Anne et Patrick Poirier développent une œuvre plastique multiple dans laquelle la photographie occupe, dès 1967, une place aussi centrale que méconnue; au même titre que la sculpture ou l’installation. Au fil de leurs expérimentations, ils n’ont cessé de développer un corpus d’œuvres, explorant sans limite les possibilités du médium. Cette exposition en propose la première rétrospective avec près de 200 tirages.

Série Roma Memoria Mundi, 1988, Courtesy Galerie Mitterrand, Paris © Anne et Patrick Poirier. Photo Jean-Christophe Lett. Adagp, Paris, 2017

Depuis plus de quatre décennies, Anne et Patrick Poirier se font les explorateurs d'un univers singulier dans lequel, contrairement à la célèbre affirmation de Sigmund Freud, « l'inconscient (n') ignore (pas) le temps ». C'est en effet l'épreuve du temps, les traces et les cicatrices de son passage, la fragilité de toute construction humaine et la puissance des ruines, antiques ou récentes, qui nourrissent leur création, qui prend la forme d'une archéologie parallèle habitée par une mélancolie aussi inquiète qu'imaginative.

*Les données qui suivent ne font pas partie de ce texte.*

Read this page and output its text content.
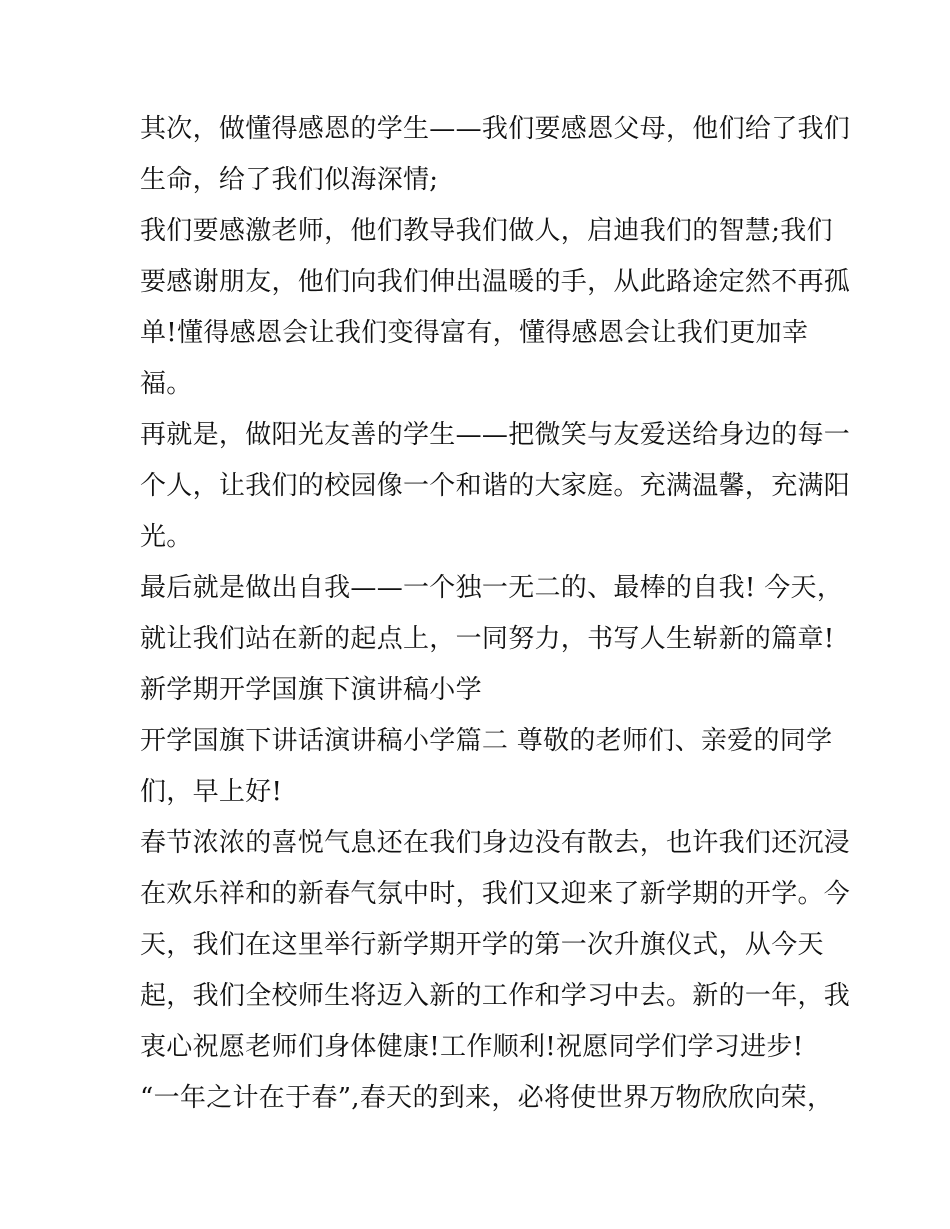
其次，做懂得感恩的学生——我们要感恩父母，他们给了我们
生命，给了我们似海深情;
我们要感激老师，他们教导我们做人，启迪我们的智慧;我们
要感谢朋友，他们向我们伸出温暖的手，从此路途定然不再孤
单!懂得感恩会让我们变得富有，懂得感恩会让我们更加幸
福。
再就是，做阳光友善的学生——把微笑与友爱送给身边的每一
个人，让我们的校园像一个和谐的大家庭。充满温馨，充满阳
光。
最后就是做出自我——一个独一无二的、最棒的自我! 今天，
就让我们站在新的起点上，一同努力，书写人生崭新的篇章!
新学期开学国旗下演讲稿小学
开学国旗下讲话演讲稿小学篇二 尊敬的老师们、亲爱的同学
们，早上好!
春节浓浓的喜悦气息还在我们身边没有散去，也许我们还沉浸
在欢乐祥和的新春气氛中时，我们又迎来了新学期的开学。今
天，我们在这里举行新学期开学的第一次升旗仪式，从今天
起，我们全校师生将迈入新的工作和学习中去。新的一年，我
衷心祝愿老师们身体健康!工作顺利!祝愿同学们学习进步!
“一年之计在于春”,春天的到来，必将使世界万物欣欣向荣，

Anne et Patrick Poirier, photo, 1974, Sélimonte Siicile
(courtoisie MEP)

Après leurs études à l’Ecole Nationale Supérieure des Arts Décoratifs et de nombreux voyages en Orient, Moyen-Orient et aux Etats-Unis, Anne et Patrick Poirier passent trois ans à la Villa Medicis à Rome. Dès le début de leur séjour, ils décident de travailler ensemble, réunissant leurs idées, leurs sensibilités.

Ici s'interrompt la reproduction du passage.